English seventeen century author

Robert Anton or Anthony (fl. 1616) was an English poet and satirist.

==Life==
Supposedly a son of George Anton, recorder of Lincoln, Robert Anton was born in St Leonard's, Foster Lane, London. He graduated B.A. from Magdalene College, Cambridge, in 1609–10. Ordained deacon in 1610, he became curate of Shalford, Surrey in 1616 and was ordained priest at Gloucester in 1618.

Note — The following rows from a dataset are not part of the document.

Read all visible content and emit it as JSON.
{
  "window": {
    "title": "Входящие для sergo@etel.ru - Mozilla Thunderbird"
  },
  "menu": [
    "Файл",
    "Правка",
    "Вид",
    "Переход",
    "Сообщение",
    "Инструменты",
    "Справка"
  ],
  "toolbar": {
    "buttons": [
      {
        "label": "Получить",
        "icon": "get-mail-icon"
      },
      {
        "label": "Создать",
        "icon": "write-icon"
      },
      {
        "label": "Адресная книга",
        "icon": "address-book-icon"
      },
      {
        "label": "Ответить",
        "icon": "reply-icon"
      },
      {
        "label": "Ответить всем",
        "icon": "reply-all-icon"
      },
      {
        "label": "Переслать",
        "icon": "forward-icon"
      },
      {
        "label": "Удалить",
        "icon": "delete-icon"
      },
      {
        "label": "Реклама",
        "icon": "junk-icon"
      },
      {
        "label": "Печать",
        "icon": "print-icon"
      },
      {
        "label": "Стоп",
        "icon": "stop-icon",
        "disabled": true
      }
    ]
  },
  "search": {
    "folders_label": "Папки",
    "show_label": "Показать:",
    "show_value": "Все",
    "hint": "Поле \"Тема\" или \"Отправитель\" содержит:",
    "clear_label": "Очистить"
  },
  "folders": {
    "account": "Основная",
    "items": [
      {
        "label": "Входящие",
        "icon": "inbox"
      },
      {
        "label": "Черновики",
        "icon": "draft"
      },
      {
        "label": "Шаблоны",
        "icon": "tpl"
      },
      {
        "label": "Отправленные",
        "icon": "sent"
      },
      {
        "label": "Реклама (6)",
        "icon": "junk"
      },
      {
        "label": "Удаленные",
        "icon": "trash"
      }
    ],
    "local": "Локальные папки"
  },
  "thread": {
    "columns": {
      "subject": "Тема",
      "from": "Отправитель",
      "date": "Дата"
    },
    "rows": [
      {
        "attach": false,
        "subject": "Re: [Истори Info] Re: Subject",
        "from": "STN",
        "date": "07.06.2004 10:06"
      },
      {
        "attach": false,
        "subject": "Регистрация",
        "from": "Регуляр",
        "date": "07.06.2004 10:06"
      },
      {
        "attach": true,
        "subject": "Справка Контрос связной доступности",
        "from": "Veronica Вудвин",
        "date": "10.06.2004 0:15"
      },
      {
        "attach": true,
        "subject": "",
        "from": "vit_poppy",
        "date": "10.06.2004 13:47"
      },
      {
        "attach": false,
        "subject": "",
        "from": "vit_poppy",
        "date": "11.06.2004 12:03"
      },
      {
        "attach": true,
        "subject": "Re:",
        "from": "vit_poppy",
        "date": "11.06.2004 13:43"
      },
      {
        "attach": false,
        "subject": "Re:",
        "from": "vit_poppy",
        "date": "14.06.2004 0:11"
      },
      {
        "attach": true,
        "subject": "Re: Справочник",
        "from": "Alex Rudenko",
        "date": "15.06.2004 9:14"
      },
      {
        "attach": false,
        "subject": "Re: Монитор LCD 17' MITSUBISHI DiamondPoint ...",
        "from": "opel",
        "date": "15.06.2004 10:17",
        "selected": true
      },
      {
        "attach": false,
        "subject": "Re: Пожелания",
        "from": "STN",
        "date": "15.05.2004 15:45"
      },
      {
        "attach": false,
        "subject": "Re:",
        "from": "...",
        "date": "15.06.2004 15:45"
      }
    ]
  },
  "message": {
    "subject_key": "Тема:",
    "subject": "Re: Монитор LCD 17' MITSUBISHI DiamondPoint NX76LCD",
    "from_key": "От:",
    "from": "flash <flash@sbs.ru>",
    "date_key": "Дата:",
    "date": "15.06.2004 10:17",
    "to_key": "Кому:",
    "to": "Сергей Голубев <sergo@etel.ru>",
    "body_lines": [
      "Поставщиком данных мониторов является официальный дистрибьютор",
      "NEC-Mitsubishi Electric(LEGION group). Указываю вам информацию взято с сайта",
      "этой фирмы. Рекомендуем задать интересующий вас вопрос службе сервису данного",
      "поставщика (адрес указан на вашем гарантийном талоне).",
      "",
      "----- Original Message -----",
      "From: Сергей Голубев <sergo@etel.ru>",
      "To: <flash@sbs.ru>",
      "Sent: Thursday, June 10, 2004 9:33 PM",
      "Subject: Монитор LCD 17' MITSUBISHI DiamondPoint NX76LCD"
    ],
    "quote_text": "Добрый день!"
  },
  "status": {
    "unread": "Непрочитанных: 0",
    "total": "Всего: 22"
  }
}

A unique quarto prose tract of Anton's, in black letter, entitled Moriomachia, imprinted at London by Simon Stafford, 1613, is preserved in Sir Charles Isham's library at Lamport Hall. Moriomachia – featuring a bull-turned-man engaging in mock-heroic battle over his armour at the court of Moropolis – was "one of the earliest English responses to Don Quixote". Anton was also the author of a quarto volume of satires, published in 1616, under the title of The Philosophers Satyrs. A second edition appeared in the following year, bearing the title Vices Anatomic Scourged and Corrected in New Satires. There are seven pieces, each being named after one of the seven planets (an idea borrowed from Ariosto). The chief interest of the book, which is written in curiously strained language, lies in the references to Beaumont, Spenser, Jonson, Chapman, and Daniel. One Shakespearean allusion occurs—"What Comedies of errors swell the stage", etc.